Das Kerngeschäft des Offlining ist die Erstellung und Pflege der EDL, die später dem Online-Editor oder dem Conform-Team übergeben wird. Diese Liste ist buchstäblich die Bauanleitung für den finalen Online-Schnitt: Sie enthält jeden Clip, die exakte Timecode-Position, die Länge, die Übergänge, teilweise auch Farbkorrektur-Notizen oder VFX-Flags. Ein sauberes Offline-Projekt erspart dem Online-Team Stunden an Rückfragen und Recherche. Manche Offliners arbeiten auch mit Proxy-Workflows in DaVinci Resolve oder Avid Media Composer, um schon während des Schneideprozesses erste Farbkorrektionen oder Effekte zu skizzieren — nicht final, aber als Orientierung für später.

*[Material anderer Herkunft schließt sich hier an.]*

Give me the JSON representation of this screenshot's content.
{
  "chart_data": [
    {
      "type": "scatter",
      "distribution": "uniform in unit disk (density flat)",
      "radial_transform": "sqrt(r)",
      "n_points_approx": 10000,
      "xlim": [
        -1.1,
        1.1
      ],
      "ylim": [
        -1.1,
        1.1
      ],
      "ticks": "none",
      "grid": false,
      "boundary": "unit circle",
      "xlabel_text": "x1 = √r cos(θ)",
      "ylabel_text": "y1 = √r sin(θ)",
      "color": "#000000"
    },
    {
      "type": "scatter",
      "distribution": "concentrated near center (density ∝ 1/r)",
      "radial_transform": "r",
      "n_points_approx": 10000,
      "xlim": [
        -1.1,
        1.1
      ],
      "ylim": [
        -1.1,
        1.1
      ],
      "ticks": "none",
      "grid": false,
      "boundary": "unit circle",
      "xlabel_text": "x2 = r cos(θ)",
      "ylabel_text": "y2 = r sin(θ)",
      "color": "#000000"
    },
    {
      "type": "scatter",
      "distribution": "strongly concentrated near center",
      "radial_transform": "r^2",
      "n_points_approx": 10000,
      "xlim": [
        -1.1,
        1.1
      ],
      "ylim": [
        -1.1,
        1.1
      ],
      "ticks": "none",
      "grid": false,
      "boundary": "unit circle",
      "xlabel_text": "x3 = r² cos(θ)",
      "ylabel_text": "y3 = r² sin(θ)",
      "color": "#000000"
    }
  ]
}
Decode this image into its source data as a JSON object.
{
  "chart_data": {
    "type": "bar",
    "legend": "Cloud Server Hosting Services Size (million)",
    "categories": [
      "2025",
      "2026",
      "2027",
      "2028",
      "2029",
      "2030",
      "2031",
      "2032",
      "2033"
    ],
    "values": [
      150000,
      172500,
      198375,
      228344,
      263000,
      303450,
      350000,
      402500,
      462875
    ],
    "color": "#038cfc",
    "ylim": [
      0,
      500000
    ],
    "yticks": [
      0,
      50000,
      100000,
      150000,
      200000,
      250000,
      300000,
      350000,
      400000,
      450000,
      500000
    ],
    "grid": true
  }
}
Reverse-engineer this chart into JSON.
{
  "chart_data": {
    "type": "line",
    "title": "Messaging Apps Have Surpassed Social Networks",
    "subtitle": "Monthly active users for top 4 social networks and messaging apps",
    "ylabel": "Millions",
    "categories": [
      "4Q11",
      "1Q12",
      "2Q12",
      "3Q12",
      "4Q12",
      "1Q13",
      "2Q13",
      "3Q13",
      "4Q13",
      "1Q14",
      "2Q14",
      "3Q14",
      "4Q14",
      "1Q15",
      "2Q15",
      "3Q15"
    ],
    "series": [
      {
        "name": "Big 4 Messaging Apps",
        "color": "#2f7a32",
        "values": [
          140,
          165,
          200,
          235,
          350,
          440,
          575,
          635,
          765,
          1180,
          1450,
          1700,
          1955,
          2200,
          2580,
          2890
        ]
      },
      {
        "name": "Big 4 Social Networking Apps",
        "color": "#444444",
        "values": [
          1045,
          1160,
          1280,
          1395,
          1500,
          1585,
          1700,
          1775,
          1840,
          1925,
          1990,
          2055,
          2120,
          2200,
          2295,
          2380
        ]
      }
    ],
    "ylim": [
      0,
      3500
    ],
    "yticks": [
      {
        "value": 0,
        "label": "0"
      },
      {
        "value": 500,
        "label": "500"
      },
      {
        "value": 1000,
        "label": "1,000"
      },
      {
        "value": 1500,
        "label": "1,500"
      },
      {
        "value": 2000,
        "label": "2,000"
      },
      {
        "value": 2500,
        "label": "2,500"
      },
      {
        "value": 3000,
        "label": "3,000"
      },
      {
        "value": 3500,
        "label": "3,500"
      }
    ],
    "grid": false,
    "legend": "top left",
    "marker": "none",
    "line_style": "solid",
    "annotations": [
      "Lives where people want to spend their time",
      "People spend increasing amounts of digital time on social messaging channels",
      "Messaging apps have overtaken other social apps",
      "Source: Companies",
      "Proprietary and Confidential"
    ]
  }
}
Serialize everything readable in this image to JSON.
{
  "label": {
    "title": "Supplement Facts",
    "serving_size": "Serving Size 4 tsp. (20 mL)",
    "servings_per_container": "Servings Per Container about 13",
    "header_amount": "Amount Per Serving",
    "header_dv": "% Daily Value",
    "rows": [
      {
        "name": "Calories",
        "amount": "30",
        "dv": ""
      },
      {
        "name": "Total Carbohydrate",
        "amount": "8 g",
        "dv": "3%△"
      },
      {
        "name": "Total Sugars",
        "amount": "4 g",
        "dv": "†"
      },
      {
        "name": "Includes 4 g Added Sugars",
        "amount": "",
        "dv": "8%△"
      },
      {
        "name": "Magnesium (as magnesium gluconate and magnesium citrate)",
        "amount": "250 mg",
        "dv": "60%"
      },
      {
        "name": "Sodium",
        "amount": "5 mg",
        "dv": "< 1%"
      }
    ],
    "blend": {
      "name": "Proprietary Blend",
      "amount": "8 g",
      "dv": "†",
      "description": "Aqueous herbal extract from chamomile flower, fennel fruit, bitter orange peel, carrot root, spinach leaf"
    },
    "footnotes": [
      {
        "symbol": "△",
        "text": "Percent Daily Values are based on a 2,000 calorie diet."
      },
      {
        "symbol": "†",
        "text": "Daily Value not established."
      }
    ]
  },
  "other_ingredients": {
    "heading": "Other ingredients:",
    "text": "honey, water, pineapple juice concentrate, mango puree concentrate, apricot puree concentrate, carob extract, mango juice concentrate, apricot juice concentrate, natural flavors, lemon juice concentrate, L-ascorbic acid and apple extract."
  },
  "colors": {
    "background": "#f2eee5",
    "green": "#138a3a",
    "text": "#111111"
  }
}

Die Rolle verlangt technisches Verständnis, Sorgfalt und die Fähigkeit, Produktionslogiken zu verstehen. Ein erfahrener Offliner kennt die Kamera-Codec-Eigenheiten, weiß, wie man Proxy-Formate richtig konvertiert und kann Fehler in der Material-Organisation schnell erkennen. In kleineren Produktionen übernimmt manchmal der Schnittassistent selbst diese Aufgabe; in großen Häusern ist es eine spezialisierte Position.